Bayside-Richardson Coop Manager David Wyatt (center) and members Glen and Durwood Boenig agree that the Gulf/Delta area compresses’ merger was a positive decision.

Delta members’ equities were handled fairly, the manager there was retained to be manager of the Delta division in Raymondville, the Gulf Board of Directors was increased to provide representation for Rio Grande Valley growers, and Delta Compress facilities were upgraded.

“I felt like volume was the primary incentive for our merger,” says Gary Busse, a member of Lyford Coop Gin south of Raymondville. “We also wanted to protect our stock in our coops,” he adds.

“Our merger occurred before there was a crisis,” notes Lyford Coop member John Whitfield. “Everything fit, and I haven’t heard any complaints. As mergers go, there really wasn’t any fallout.”
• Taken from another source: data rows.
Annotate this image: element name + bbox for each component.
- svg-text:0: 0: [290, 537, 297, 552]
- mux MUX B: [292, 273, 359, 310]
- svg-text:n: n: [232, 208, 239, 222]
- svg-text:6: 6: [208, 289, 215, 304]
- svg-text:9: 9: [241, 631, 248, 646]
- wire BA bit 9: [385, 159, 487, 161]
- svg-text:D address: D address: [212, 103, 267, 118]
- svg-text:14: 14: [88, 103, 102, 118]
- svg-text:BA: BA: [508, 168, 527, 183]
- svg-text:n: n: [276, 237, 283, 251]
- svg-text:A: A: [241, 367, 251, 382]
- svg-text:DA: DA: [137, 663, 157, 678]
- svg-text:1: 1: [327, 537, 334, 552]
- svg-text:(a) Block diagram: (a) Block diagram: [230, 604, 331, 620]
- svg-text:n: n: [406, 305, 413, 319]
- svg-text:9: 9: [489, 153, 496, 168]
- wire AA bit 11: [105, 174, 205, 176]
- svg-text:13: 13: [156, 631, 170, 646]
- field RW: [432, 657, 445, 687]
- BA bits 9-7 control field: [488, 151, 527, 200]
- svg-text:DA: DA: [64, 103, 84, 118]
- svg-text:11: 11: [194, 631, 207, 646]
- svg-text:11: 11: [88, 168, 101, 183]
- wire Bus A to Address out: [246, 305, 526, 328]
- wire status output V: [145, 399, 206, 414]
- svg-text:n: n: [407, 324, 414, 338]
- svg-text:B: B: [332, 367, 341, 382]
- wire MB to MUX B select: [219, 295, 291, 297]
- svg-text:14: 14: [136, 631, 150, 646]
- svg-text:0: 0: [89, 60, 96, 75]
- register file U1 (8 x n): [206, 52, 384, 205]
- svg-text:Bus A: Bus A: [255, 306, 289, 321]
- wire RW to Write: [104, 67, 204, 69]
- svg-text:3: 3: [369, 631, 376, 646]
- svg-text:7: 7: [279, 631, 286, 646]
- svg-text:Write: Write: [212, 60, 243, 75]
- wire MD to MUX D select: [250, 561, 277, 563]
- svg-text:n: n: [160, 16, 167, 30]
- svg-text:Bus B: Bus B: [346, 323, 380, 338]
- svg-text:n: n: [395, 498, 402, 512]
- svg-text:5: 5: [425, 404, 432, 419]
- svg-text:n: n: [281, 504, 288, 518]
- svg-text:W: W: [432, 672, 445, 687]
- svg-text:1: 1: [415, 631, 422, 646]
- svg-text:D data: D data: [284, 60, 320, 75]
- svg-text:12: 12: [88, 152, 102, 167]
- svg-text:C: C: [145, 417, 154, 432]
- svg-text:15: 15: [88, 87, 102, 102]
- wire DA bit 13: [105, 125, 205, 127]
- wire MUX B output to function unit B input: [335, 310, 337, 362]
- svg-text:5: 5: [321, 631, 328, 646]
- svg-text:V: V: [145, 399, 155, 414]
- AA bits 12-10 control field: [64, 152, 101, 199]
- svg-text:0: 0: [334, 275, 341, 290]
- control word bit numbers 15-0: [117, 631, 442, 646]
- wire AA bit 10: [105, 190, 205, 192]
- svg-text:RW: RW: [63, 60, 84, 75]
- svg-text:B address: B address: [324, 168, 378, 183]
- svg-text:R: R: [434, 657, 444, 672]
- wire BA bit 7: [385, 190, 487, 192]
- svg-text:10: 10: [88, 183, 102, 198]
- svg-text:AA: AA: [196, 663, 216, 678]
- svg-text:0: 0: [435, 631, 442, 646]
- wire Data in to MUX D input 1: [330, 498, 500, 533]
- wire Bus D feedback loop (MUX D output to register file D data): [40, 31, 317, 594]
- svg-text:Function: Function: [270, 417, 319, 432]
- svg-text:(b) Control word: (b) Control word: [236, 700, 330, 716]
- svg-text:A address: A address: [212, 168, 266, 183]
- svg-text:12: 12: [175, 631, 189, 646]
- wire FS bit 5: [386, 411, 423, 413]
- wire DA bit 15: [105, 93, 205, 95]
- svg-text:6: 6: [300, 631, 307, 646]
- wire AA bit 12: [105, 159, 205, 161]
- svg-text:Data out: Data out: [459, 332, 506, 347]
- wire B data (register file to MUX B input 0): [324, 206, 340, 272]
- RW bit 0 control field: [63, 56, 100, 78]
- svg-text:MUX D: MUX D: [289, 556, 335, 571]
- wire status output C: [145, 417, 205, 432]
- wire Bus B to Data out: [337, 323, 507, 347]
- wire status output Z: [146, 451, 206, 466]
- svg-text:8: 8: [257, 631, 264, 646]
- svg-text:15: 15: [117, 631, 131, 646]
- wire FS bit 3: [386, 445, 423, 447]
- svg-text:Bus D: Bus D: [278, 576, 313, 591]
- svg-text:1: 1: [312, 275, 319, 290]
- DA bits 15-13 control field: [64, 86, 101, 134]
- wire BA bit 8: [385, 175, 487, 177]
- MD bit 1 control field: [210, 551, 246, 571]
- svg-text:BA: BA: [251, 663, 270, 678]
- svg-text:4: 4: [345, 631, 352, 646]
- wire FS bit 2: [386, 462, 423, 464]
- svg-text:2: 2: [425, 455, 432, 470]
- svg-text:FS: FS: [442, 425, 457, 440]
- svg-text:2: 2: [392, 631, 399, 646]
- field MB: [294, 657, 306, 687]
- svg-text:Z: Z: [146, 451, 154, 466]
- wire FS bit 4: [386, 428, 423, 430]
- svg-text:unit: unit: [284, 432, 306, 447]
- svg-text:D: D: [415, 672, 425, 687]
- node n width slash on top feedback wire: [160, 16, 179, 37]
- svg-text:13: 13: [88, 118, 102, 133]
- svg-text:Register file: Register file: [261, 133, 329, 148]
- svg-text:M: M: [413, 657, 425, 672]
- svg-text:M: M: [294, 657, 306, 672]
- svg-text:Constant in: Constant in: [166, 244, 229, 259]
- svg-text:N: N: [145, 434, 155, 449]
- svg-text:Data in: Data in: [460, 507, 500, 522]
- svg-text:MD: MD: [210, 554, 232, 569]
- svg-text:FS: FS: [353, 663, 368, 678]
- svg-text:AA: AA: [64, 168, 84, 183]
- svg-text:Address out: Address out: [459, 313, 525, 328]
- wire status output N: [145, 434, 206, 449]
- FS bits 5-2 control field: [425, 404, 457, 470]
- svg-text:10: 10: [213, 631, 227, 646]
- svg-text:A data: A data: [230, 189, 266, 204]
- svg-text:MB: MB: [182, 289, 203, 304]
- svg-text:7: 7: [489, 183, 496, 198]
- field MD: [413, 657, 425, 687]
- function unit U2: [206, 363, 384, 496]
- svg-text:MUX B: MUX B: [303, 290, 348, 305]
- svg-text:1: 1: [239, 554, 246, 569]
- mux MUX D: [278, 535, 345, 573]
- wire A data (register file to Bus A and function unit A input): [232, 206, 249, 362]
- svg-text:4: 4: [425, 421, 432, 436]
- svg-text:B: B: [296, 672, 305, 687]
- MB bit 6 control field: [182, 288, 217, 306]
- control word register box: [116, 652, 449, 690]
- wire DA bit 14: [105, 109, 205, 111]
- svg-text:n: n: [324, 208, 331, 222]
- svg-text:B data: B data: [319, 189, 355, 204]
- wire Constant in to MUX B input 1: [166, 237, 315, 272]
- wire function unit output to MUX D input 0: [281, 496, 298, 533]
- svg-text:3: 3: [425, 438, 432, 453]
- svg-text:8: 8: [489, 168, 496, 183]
The Gulf/Delta merger also should help keep transportation costs down, take full advantage of crop diversity among the Coastal Bend and Rio Grande Valley areas, and maximize the market potential for Texas cotton in Mexico.

After decades of providing quality service at the lowest possible cost and paying important dividends to their respective patrons, the four former coop compresses have positioned themselves to meet the challenges of the future as two organizations. Based on comments from many cotton producers, there is little doubt that their cooperatives will continue to be an important part of their farming operations.